Sensibilité
Depuis l’enfance je fronce les yeux. Comme pour détourer les choses qui devant moi se posent. Flous et brisures de lumière m’apparaissent dès le lever du jour. “Pourquoi le Bon Dieu sur mon berceau, la myopie a-t-il laissée en cadeau ?”
Je ne vous parle pas ici de coquetterie mais d’une forte contrariété à assumer, le mot handicap je n’oserais employer. C’est au travers de lentilles qu’il me faut apprécier quotidiennement la subtilité et l’esthétique de ce qui m’entoure. Sans cela je vivrais dans un monde sans contact, couvert d’ombres ou couleur boue.
La vie, je la stocke derrière ma rétine beuillée. Des formes sans angle pour ne pas m’y heurter, des couleurs non saturées, des paysages floutés mais libres de s’y évader. Je m’y suis malgré moi habituée.

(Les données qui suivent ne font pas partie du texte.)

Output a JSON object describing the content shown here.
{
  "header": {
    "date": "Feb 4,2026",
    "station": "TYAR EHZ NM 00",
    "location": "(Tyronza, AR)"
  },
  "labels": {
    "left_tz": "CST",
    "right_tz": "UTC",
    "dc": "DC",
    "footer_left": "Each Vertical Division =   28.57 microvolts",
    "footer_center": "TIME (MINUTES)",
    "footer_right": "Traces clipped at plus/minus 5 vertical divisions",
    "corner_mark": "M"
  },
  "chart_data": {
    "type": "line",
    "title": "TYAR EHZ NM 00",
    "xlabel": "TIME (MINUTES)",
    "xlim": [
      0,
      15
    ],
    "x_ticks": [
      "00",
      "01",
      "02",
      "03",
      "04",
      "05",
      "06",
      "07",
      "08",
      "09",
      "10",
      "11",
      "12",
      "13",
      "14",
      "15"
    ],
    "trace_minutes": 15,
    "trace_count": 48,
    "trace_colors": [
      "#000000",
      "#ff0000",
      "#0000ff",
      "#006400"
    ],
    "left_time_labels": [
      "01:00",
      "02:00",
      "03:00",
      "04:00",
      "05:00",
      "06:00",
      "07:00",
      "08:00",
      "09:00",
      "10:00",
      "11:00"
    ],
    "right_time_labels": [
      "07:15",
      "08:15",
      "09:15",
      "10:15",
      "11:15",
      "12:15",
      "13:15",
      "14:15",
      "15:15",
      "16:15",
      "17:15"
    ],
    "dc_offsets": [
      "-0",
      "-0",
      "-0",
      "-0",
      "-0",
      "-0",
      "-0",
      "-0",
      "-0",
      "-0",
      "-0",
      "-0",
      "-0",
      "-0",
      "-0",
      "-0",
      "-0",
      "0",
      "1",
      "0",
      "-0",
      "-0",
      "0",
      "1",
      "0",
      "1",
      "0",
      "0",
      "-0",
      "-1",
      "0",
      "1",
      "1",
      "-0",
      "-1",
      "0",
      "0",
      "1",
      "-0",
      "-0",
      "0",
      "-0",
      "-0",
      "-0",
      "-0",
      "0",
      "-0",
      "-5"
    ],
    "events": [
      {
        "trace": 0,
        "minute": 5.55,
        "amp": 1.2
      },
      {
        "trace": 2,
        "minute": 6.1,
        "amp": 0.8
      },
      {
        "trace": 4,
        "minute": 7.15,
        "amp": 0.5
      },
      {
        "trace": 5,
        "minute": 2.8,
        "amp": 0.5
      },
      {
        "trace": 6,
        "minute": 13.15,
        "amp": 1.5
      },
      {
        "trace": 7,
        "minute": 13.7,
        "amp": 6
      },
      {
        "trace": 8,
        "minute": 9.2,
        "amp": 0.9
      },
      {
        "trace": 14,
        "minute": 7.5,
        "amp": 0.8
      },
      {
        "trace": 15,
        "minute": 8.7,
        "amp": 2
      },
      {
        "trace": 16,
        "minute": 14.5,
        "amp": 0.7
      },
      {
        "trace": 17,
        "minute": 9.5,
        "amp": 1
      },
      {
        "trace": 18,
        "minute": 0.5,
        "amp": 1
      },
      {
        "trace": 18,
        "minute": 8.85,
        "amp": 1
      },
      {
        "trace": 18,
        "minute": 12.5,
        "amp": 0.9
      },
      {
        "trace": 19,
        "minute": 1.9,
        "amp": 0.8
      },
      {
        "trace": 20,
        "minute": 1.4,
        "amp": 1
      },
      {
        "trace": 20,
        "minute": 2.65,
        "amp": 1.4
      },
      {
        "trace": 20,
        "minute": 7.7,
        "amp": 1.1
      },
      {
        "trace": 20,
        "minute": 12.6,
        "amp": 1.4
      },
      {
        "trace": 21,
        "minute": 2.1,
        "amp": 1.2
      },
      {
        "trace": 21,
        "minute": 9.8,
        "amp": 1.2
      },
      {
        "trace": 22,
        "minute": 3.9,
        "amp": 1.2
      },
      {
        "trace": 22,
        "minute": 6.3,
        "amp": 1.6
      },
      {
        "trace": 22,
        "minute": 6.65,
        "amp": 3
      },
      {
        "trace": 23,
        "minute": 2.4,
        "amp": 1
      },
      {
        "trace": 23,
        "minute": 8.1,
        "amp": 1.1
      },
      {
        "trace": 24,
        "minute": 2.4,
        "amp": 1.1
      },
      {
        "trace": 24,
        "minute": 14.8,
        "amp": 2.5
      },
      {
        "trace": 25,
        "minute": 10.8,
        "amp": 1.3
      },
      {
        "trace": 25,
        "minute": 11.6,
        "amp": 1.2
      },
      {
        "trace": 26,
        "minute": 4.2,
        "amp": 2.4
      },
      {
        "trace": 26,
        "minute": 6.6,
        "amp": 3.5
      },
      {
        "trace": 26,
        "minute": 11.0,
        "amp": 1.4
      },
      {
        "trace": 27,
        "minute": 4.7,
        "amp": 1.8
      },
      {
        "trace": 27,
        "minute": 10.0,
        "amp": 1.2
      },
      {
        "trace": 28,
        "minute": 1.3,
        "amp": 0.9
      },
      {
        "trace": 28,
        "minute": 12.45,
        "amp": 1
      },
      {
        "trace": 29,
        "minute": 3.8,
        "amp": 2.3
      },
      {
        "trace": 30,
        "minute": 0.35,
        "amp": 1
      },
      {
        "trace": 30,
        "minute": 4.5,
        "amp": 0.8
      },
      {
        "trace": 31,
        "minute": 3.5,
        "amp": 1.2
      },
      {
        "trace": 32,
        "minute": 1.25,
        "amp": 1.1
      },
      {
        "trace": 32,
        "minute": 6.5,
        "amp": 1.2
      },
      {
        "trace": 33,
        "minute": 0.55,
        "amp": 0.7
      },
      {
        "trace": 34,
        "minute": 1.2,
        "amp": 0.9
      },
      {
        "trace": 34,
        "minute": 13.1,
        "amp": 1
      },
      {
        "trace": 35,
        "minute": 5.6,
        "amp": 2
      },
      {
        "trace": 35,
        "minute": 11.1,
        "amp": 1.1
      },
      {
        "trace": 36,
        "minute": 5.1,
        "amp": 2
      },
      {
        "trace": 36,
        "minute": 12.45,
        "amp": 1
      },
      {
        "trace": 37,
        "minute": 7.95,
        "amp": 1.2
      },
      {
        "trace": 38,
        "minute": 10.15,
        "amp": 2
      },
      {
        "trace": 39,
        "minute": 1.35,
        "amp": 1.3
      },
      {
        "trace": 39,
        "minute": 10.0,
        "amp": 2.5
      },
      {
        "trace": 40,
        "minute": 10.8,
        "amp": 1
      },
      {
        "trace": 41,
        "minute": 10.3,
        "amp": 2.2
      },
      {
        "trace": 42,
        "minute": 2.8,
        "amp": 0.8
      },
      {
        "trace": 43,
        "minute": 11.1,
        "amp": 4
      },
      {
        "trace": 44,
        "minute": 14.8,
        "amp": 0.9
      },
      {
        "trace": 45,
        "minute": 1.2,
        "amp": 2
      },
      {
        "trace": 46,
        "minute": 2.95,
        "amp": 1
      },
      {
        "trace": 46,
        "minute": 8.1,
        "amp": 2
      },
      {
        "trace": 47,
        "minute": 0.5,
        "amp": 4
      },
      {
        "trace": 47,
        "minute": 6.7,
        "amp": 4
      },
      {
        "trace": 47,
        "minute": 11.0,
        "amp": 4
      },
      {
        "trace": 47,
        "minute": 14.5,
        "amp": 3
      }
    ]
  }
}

A vrai dire, je ne suis pas très douée pour vivre les choses à la lumière du grand jour. Celle-ci trop forte m’incommode et provoque en moi le retranchement. Mais je sais écouter les voix, lire les mots sur les bords des lèvres et de l’âme, et tressaillir au toucher. Mes autres sens, j’ai appris à les aiguiser et même si je ne peux rapprocher votre visage du mien pour mieux l’apercevoir, je sais en déceler les nuages de l’orage. Et c’est qu’il en passe des tas depuis des mois. Je suis comme cela imprégnée des émotions et de vos passages. Les sensations triées, les informations engrangées, les larmes salines retenues ou évacuées, toute ma mémoire affective est à fleur de peau plus que de cornée.
Si le Bon Dieu m’a fait don de la myopie ce ne peut être que pour la noirceur des hommes m’épargner et mes rêves préserver. Une invitation à mettre le monde à distance, à ne garder que l’essentiel, ce qui passe par le coeur. Une incantation à oser vivre tout très fort et très intimement. A me sentir et me déclarer sensible, hyper même. Il ne peut en être autrement … à l’écrire je viens de le comprendre.